Verso un’economia circolare e consapevole
L’obsolescenza programmata rappresenta una sfida complessa che richiede un approccio multidisciplinare, coinvolgendo istituzioni, aziende e consumatori. È necessario promuovere un modello di consumo più responsabile e sostenibile, basato sulla durabilità, la riparabilità e il riuso dei prodotti. Solo così potremo costruire un futuro in cui la tecnologia sia al servizio dell’uomo e dell’ambiente, e non viceversa. L’innovazione non deve essere sinonimo di spreco, ma di progresso sostenibile.
L’obsolescenza programmata, in particolare quella indotta dal software, rappresenta un problema trasversale che tocca diversi ambiti, da quello economico a quello ambientale e sociale. Contrastare questa pratica significa tutelare i diritti dei consumatori, promuovere un’economia più circolare e ridurre l’impatto ambientale dei nostri consumi.
La transizione verso un’economia circolare richiede un cambiamento culturale profondo, che coinvolga tutti gli attori della società. I consumatori devono diventare più consapevoli delle proprie scelte, privilegiando prodotti duraturi, riparabili e facilmente aggiornabili. Le aziende devono adottare modelli di business più sostenibili, progettando prodotti con una maggiore attenzione alla durabilità e alla riparabilità. Le istituzioni devono promuovere politiche che incentivino la produzione e il consumo sostenibile, contrastando le pratiche scorrette e garantendo la tutela dei diritti dei consumatori.

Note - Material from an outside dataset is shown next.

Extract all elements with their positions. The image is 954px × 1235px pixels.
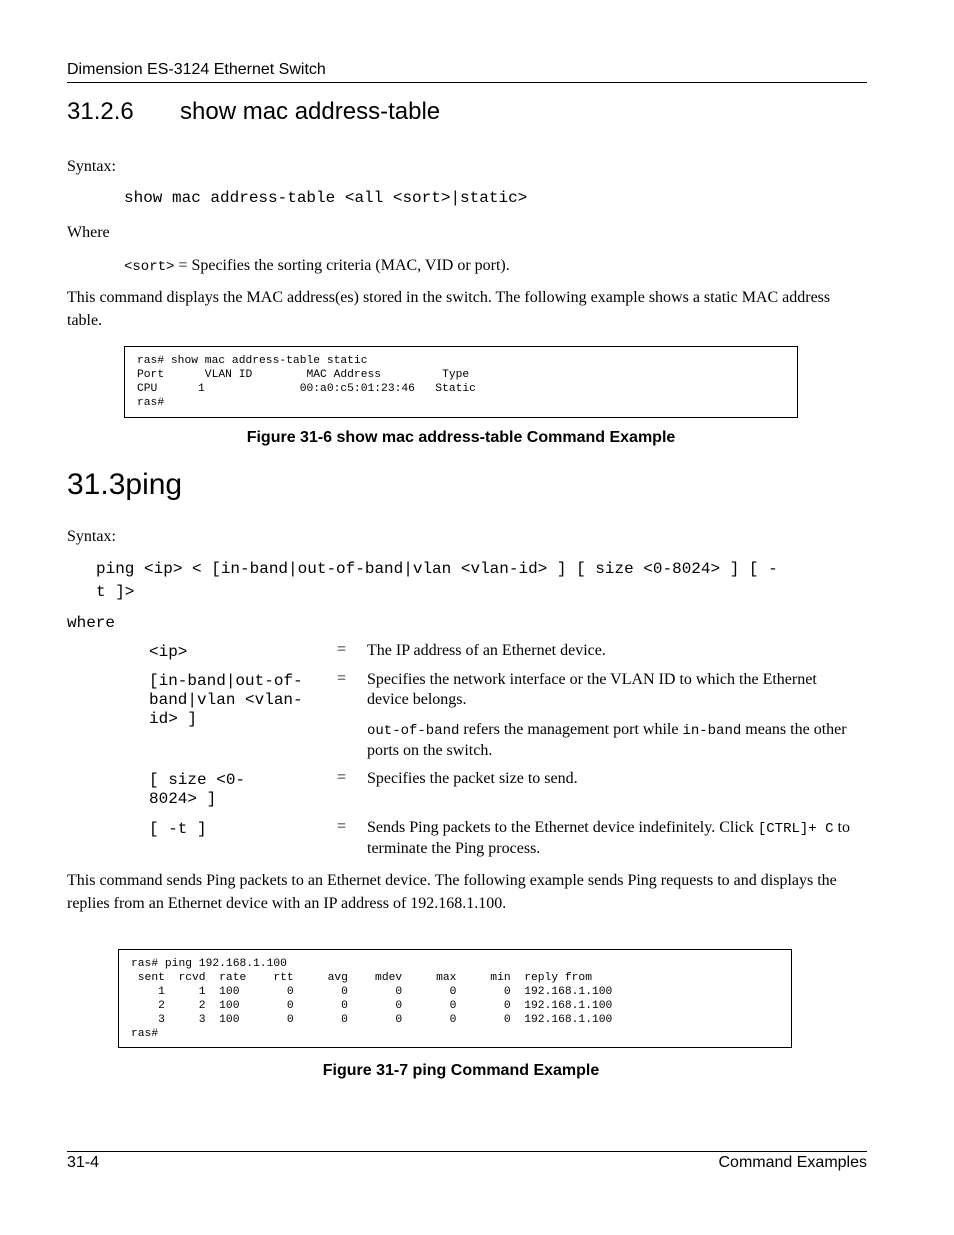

La sfida è ambiziosa, ma non impossibile. Con un impegno collettivo e una visione lungimirante, possiamo costruire un futuro in cui la tecnologia sia al servizio di un mondo più sostenibile e giusto.

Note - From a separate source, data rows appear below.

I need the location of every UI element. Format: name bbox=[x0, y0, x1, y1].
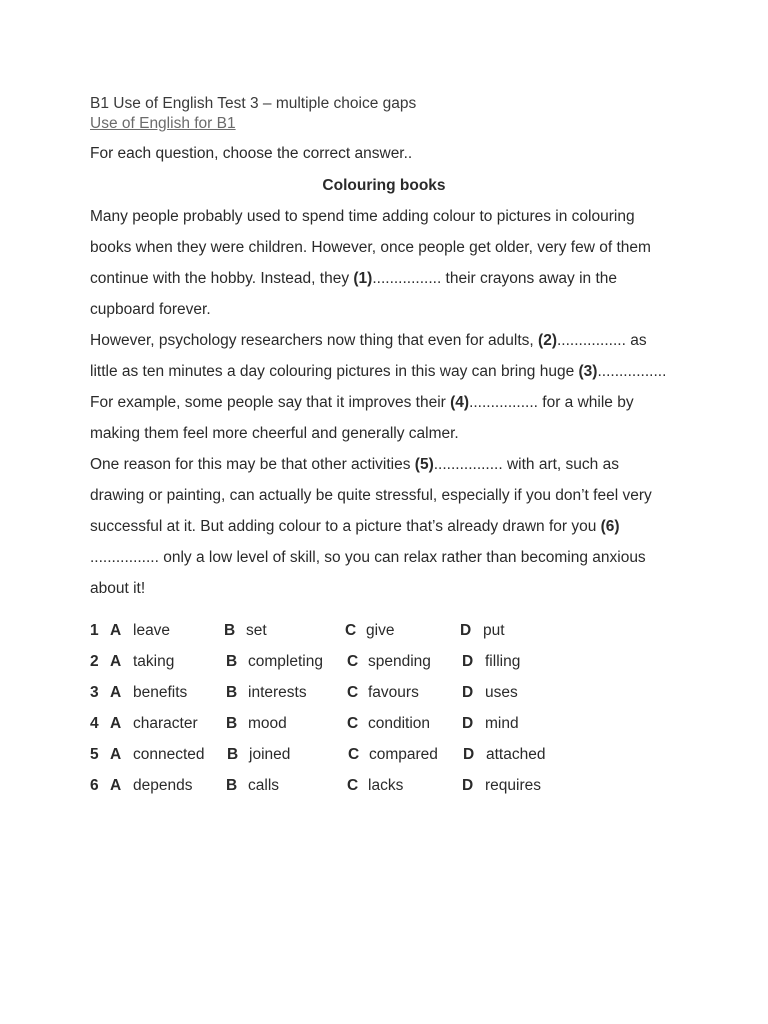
option-letter-d: D bbox=[462, 777, 474, 794]
option-b-word[interactable]: mood bbox=[248, 715, 287, 732]
option-letter-d: D bbox=[463, 746, 475, 763]
option-a-word[interactable]: taking bbox=[133, 653, 175, 670]
passage-text: continue with the hobby. Instead, they bbox=[90, 270, 354, 287]
passage-text: about it! bbox=[90, 580, 146, 597]
option-c-word[interactable]: condition bbox=[368, 715, 431, 732]
gap-number: (6) bbox=[600, 518, 620, 535]
passage-line bbox=[90, 263, 690, 294]
option-d-word[interactable]: uses bbox=[485, 684, 518, 701]
option-b-word[interactable]: completing bbox=[248, 653, 323, 670]
option-d-word[interactable]: attached bbox=[486, 746, 546, 763]
option-d-word[interactable]: mind bbox=[485, 715, 519, 732]
passage-line bbox=[90, 542, 690, 573]
option-letter-b: B bbox=[224, 622, 236, 639]
option-c-word[interactable]: favours bbox=[368, 684, 419, 701]
passage-text: books when they were children. However, once people get older, very few of them bbox=[90, 239, 651, 256]
passage-line bbox=[90, 418, 690, 449]
option-b-word[interactable]: calls bbox=[248, 777, 280, 794]
option-a-word[interactable]: depends bbox=[133, 777, 193, 794]
passage-line bbox=[90, 232, 690, 263]
question-2-options bbox=[90, 646, 590, 677]
option-letter-a: A bbox=[110, 746, 122, 763]
passage-text: drawing or painting, can actually be quite stressful, especially if you don’t feel very bbox=[90, 487, 652, 504]
option-letter-b: B bbox=[226, 715, 238, 732]
option-letter-d: D bbox=[462, 653, 474, 670]
option-c-word[interactable]: compared bbox=[369, 746, 438, 763]
question-number: 2 bbox=[90, 653, 99, 670]
passage-text: ................ for a while by bbox=[469, 394, 634, 411]
option-b-word[interactable]: interests bbox=[248, 684, 307, 701]
question-4-options bbox=[90, 708, 590, 739]
passage-text: little as ten minutes a day colouring pictures in this way can bring huge bbox=[90, 363, 579, 380]
option-d-word[interactable]: put bbox=[483, 622, 505, 639]
passage-line bbox=[90, 201, 690, 232]
option-letter-c: C bbox=[345, 622, 357, 639]
passage-line bbox=[90, 511, 690, 542]
passage-text: One reason for this may be that other activities bbox=[90, 456, 415, 473]
answer-options bbox=[90, 615, 590, 801]
option-letter-d: D bbox=[462, 684, 474, 701]
option-d-word[interactable]: requires bbox=[485, 777, 541, 794]
use-of-english-link[interactable]: Use of English for B1 bbox=[90, 115, 236, 132]
gap-number: (1) bbox=[353, 270, 373, 287]
question-number: 5 bbox=[90, 746, 99, 763]
passage-text: Many people probably used to spend time adding colour to pictures in colouring bbox=[90, 208, 635, 225]
passage-text: ................ bbox=[597, 363, 667, 380]
option-a-word[interactable]: benefits bbox=[133, 684, 188, 701]
option-letter-a: A bbox=[110, 715, 122, 732]
question-number: 6 bbox=[90, 777, 99, 794]
option-letter-b: B bbox=[226, 777, 238, 794]
passage-line bbox=[90, 325, 690, 356]
passage-text: making them feel more cheerful and generally calmer. bbox=[90, 425, 459, 442]
option-b-word[interactable]: set bbox=[246, 622, 267, 639]
option-c-word[interactable]: give bbox=[366, 622, 395, 639]
passage-line bbox=[90, 387, 690, 418]
passage-text: For example, some people say that it improves their bbox=[90, 394, 451, 411]
passage-text: However, psychology researchers now thing that even for adults, bbox=[90, 332, 539, 349]
option-letter-a: A bbox=[110, 653, 122, 670]
passage-line bbox=[90, 480, 690, 511]
option-letter-a: A bbox=[110, 622, 122, 639]
passage-text: ................ only a low level of skill, so you can relax rather than becoming anxious bbox=[90, 549, 646, 566]
gap-number: (3) bbox=[578, 363, 598, 380]
option-letter-a: A bbox=[110, 684, 122, 701]
question-3-options bbox=[90, 677, 590, 708]
gap-number: (2) bbox=[538, 332, 557, 349]
document-header bbox=[90, 94, 690, 134]
option-letter-d: D bbox=[462, 715, 474, 732]
question-number: 1 bbox=[90, 622, 99, 639]
option-b-word[interactable]: joined bbox=[249, 746, 291, 763]
reading-passage bbox=[90, 201, 690, 604]
gap-number: (5) bbox=[414, 456, 434, 473]
option-letter-b: B bbox=[227, 746, 239, 763]
question-number: 3 bbox=[90, 684, 99, 701]
passage-line bbox=[90, 573, 690, 604]
option-letter-c: C bbox=[347, 777, 359, 794]
option-a-word[interactable]: connected bbox=[133, 746, 205, 763]
question-1-options bbox=[90, 615, 590, 646]
question-6-options bbox=[90, 770, 590, 801]
passage-text: ................ their crayons away in the bbox=[372, 270, 617, 287]
option-letter-c: C bbox=[348, 746, 360, 763]
passage-line bbox=[90, 294, 690, 325]
passage-title: Colouring books bbox=[322, 177, 446, 194]
option-letter-c: C bbox=[347, 653, 359, 670]
question-number: 4 bbox=[90, 715, 99, 732]
document-title: B1 Use of English Test 3 – multiple choice gaps bbox=[90, 95, 417, 112]
passage-text: successful at it. But adding colour to a picture that’s already drawn for you bbox=[90, 518, 601, 535]
question-5-options bbox=[90, 739, 590, 770]
passage-text: ................ as bbox=[556, 332, 647, 349]
instructions-text: For each question, choose the correct answer.. bbox=[90, 145, 413, 162]
option-letter-b: B bbox=[226, 653, 238, 670]
option-letter-d: D bbox=[460, 622, 472, 639]
option-a-word[interactable]: leave bbox=[133, 622, 171, 639]
option-a-word[interactable]: character bbox=[133, 715, 198, 732]
passage-line bbox=[90, 449, 690, 480]
passage-text: ................ with art, such as bbox=[433, 456, 619, 473]
option-d-word[interactable]: filling bbox=[485, 653, 521, 670]
option-c-word[interactable]: lacks bbox=[368, 777, 404, 794]
option-letter-b: B bbox=[226, 684, 238, 701]
gap-number: (4) bbox=[450, 394, 470, 411]
option-c-word[interactable]: spending bbox=[368, 653, 431, 670]
option-letter-a: A bbox=[110, 777, 122, 794]
passage-line bbox=[90, 356, 690, 387]
option-letter-c: C bbox=[347, 715, 359, 732]
option-letter-c: C bbox=[347, 684, 359, 701]
passage-text: cupboard forever. bbox=[90, 301, 211, 318]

Difesa del consumatore: consapevolezza e azione
Amici, in questo intricato mondo tecnologico, una nozione base da tenere sempre a mente è che abbiamo il diritto di essere informati. Prima di acquistare un dispositivo, cerchiamo di capire quanto durerà e se sarà facile ripararlo. E poi, non dimentichiamoci di smaltire correttamente i nostri vecchi apparecchi!
A un livello più avanzato, ricordiamoci che possiamo unirci ad associazioni di consumatori o partecipare ad azioni legali collettive per far sentire la nostra voce contro le aziende che praticano l’obsolescenza programmata. La forza del gruppo può fare la differenza!
E ora, fermiamoci un attimo a riflettere. Non lasciamoci sedurre dall’ultimo modello scintillante se il nostro dispositivo funziona ancora bene. Chiediamoci se abbiamo davvero bisogno di quell’upgrade o se possiamo allungare la vita del nostro fedele compagno tecnologico. In fondo, la vera innovazione sta nel consumare in modo più consapevole e responsabile.